The predominant assessments utilized across COGENT sub-studies included symbol-digit coding, number sequence retention, word recognition, category fluency, pictorial recall, lexicon, auditory recall for terms, auditory recall for narratives, letter fluency, and the path-creation test.
Our analytical approach emphasized the selection of independent SNPs that exhibited genome-wide significance (p<5e-8), while SNPs with r2>0.001 were excluded. In the selection process, SNPs with minimal p-values were prioritized as instrumental variables [36].
For each index SNP, we computed the F-statistic and R2 values, which represented the potency of the association and the proportion of explained variance by the corresponding instrumental variable, respectively.
Outcome measurements
To bolster the statistical power to detect genetic loci, we used a liberal definition of fractures. Fracture cases were identified as individuals who had sustained fractures at any skeletal site, as corroborated by medical records, radiological evidence, and self-reported questionnaire responses. Genetic data pertinent to the fracture location utilized in the GWAS were procured from the FinnGen Consortium and UK Biobank.
The femur fracture dataset included 3983 cases and a control group of 211,460 individuals. The lumbar pelvic fracture data included 2859 cases and 212,839 controls. The upper arm-shoulder fractures data included 5824 cases and 202,866 controls. The rib-sternum-thoracic vertebral fracture data included 4070 patients and 211,861 controls. All datasets were obtained from the FinnGen Consortium (https://www.finngen.fi/en/accessresults).
We also used data from the Neale Lab, specifically for ankle fractures, which contained 4693 fracture cases and a control group of 330,853. Data on wrist fractures included 6663 cases and 328, 883 controls, whereas leg fracture data consisted of 2988 cases and 457,352 controls. These datasets were downloaded from the IEU OpenGWAS Project (https://gwas.mrcieu.ac.uk/).
Our study incorporated only meta-results from participants of European ancestry. A crucial aspect of our methodology was to ensure no overlap between the individuals present in the exposure and outcome datasets. The GWASs included in our study received approval from the relevant institutional review board, and all participants provided informed consent.
Statistical analyses
This investigation applied a suite of MR methods to ascertain the influence of cognitive performance on fracture incidence following the harmonization of effect alleles across GWASs of the two variables. Multiple MR approaches were employed to compute the estimates, including the IVW, weighted median, and MR-Egger methods. The rationale for using multiple approaches was based on the distinctive assumptions each imposes on horizontal pleiotropy (Figure 5).

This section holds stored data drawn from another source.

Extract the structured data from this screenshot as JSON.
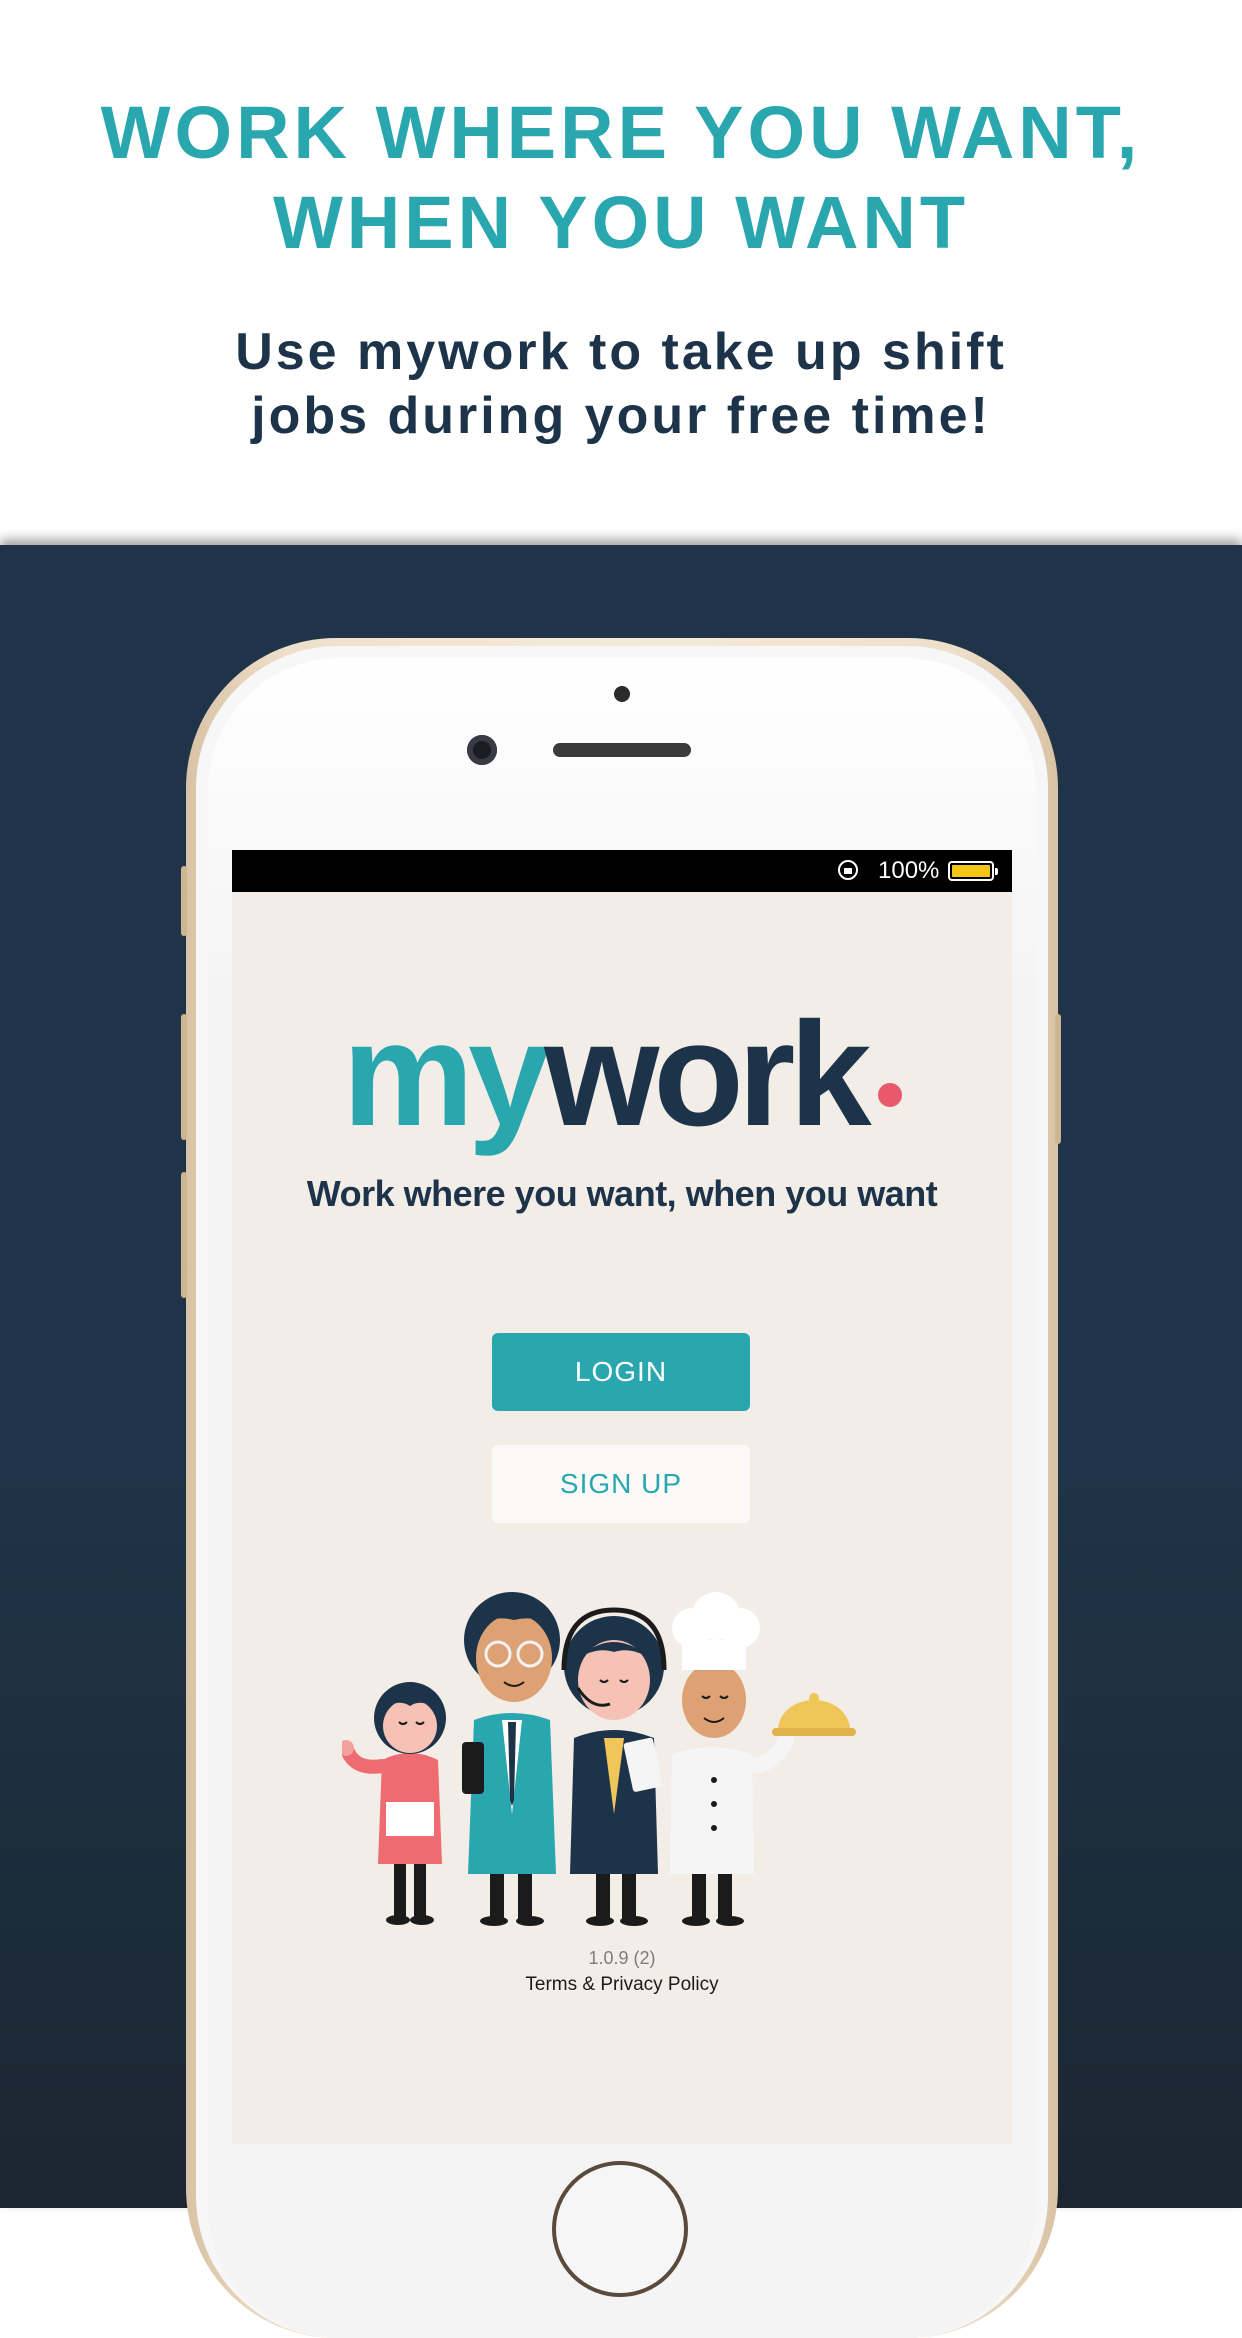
{
  "header": {
    "headline_line1": "WORK WHERE YOU WANT,",
    "headline_line2": "WHEN YOU WANT",
    "sub_line1": "Use mywork to take up shift",
    "sub_line2": "jobs during your free time!"
  },
  "statusbar": {
    "battery_percent": "100%",
    "icons": [
      "orientation-lock-icon",
      "battery-icon"
    ]
  },
  "app": {
    "logo_part1": "my",
    "logo_part2": "work",
    "tagline": "Work where you want, when you want",
    "login_label": "LOGIN",
    "signup_label": "SIGN UP",
    "version": "1.0.9 (2)",
    "terms_link": "Terms & Privacy Policy"
  },
  "colors": {
    "teal": "#2aa7ae",
    "navy": "#1d3349",
    "screen_bg": "#f2ede7",
    "logo_dot": "#e85a6b",
    "battery": "#f5c518"
  }
}
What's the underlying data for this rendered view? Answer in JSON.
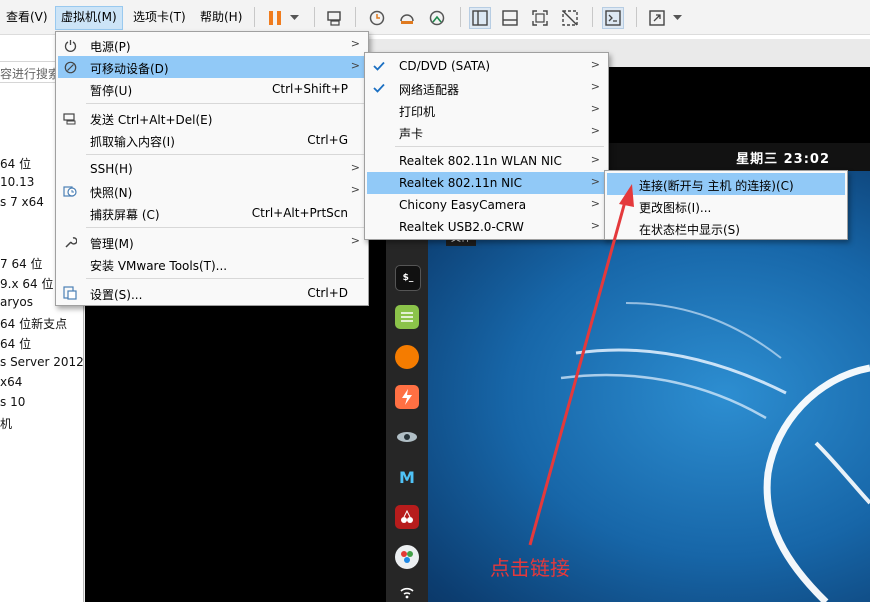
{
  "menubar": [
    {
      "label": "查看(V)"
    },
    {
      "label": "虚拟机(M)"
    },
    {
      "label": "选项卡(T)"
    },
    {
      "label": "帮助(H)"
    }
  ],
  "library": {
    "search_placeholder": "容进行搜索",
    "items": [
      "64 位",
      "10.13",
      "s 7 x64",
      "7 64 位",
      "9.x 64 位",
      "aryos",
      "64 位新支点",
      "64 位",
      "s Server 2012",
      "x64",
      "s 10",
      "机"
    ]
  },
  "vm_menu": [
    {
      "icon": "power-icon",
      "label": "电源(P)",
      "shortcut": "",
      "submenu": true
    },
    {
      "icon": "usb-device-icon",
      "label": "可移动设备(D)",
      "shortcut": "",
      "submenu": true
    },
    {
      "icon": "",
      "label": "暂停(U)",
      "shortcut": "Ctrl+Shift+P",
      "submenu": false
    },
    {
      "icon": "keyboard-icon",
      "label": "发送 Ctrl+Alt+Del(E)",
      "shortcut": "",
      "submenu": false
    },
    {
      "icon": "",
      "label": "抓取输入内容(I)",
      "shortcut": "Ctrl+G",
      "submenu": false
    },
    {
      "icon": "",
      "label": "SSH(H)",
      "shortcut": "",
      "submenu": true
    },
    {
      "icon": "snapshot-icon",
      "label": "快照(N)",
      "shortcut": "",
      "submenu": true
    },
    {
      "icon": "",
      "label": "捕获屏幕 (C)",
      "shortcut": "Ctrl+Alt+PrtScn",
      "submenu": false
    },
    {
      "icon": "wrench-icon",
      "label": "管理(M)",
      "shortcut": "",
      "submenu": true
    },
    {
      "icon": "",
      "label": "安装 VMware Tools(T)...",
      "shortcut": "",
      "submenu": false
    },
    {
      "icon": "settings-icon",
      "label": "设置(S)...",
      "shortcut": "Ctrl+D",
      "submenu": false
    }
  ],
  "devices_menu": [
    {
      "label": "CD/DVD (SATA)",
      "checked": true
    },
    {
      "label": "网络适配器",
      "checked": true
    },
    {
      "label": "打印机",
      "checked": false
    },
    {
      "label": "声卡",
      "checked": false
    },
    {
      "label": "Realtek 802.11n WLAN NIC",
      "checked": false
    },
    {
      "label": "Realtek 802.11n NIC",
      "checked": false
    },
    {
      "label": "Chicony EasyCamera",
      "checked": false
    },
    {
      "label": "Realtek USB2.0-CRW",
      "checked": false
    }
  ],
  "nic_menu": [
    {
      "label": "连接(断开与 主机 的连接)(C)"
    },
    {
      "label": "更改图标(I)..."
    },
    {
      "label": "在状态栏中显示(S)"
    }
  ],
  "guest": {
    "clock": "星期三 23:02",
    "file_tag": "文件",
    "terminal_label": "$_"
  },
  "annotation": {
    "text": "点击链接",
    "color": "#e4393c"
  },
  "colors": {
    "highlight": "#91c9f7",
    "pause_icon": "#f07c1e"
  }
}
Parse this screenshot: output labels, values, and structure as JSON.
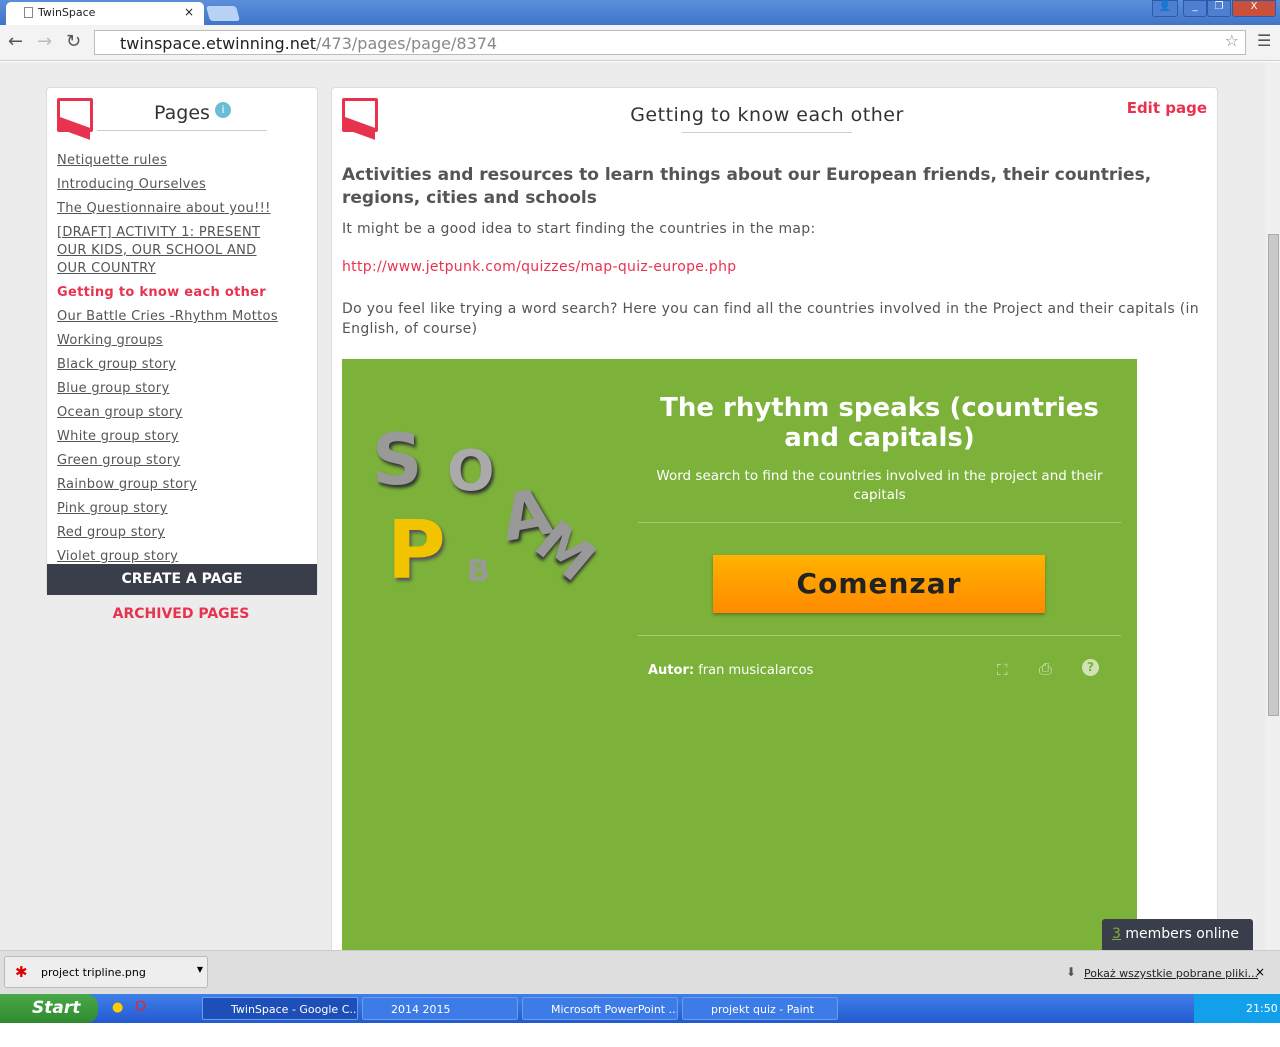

Figure 5. Flowchart for the Mendelian randomization study. This chart illustrates the process used to determine the causal relationship between cognitive performance and site-specific fracture risk. SNP, single-nucleotide polymorphism; GWAS, genome-wide association study; MR, Mendelian Randomization; MR-PRESSO Mendelian Randomization Pleiotropy RESidual Sum and Outlier
The primary outcome was derived from the IVW meta-analysis of the Wald ratio for individual SNPs, based on the assumption that instrumental variables could affect the outcome solely through the exposure of interest and without any alternative pathway. Complementary to this, the MR-Egger and weighted median methods were utilized. These approaches can provide more robust estimates across a wider array of scenarios, albeit less efficiently, because of their wider confidence intervals (CIs) [37].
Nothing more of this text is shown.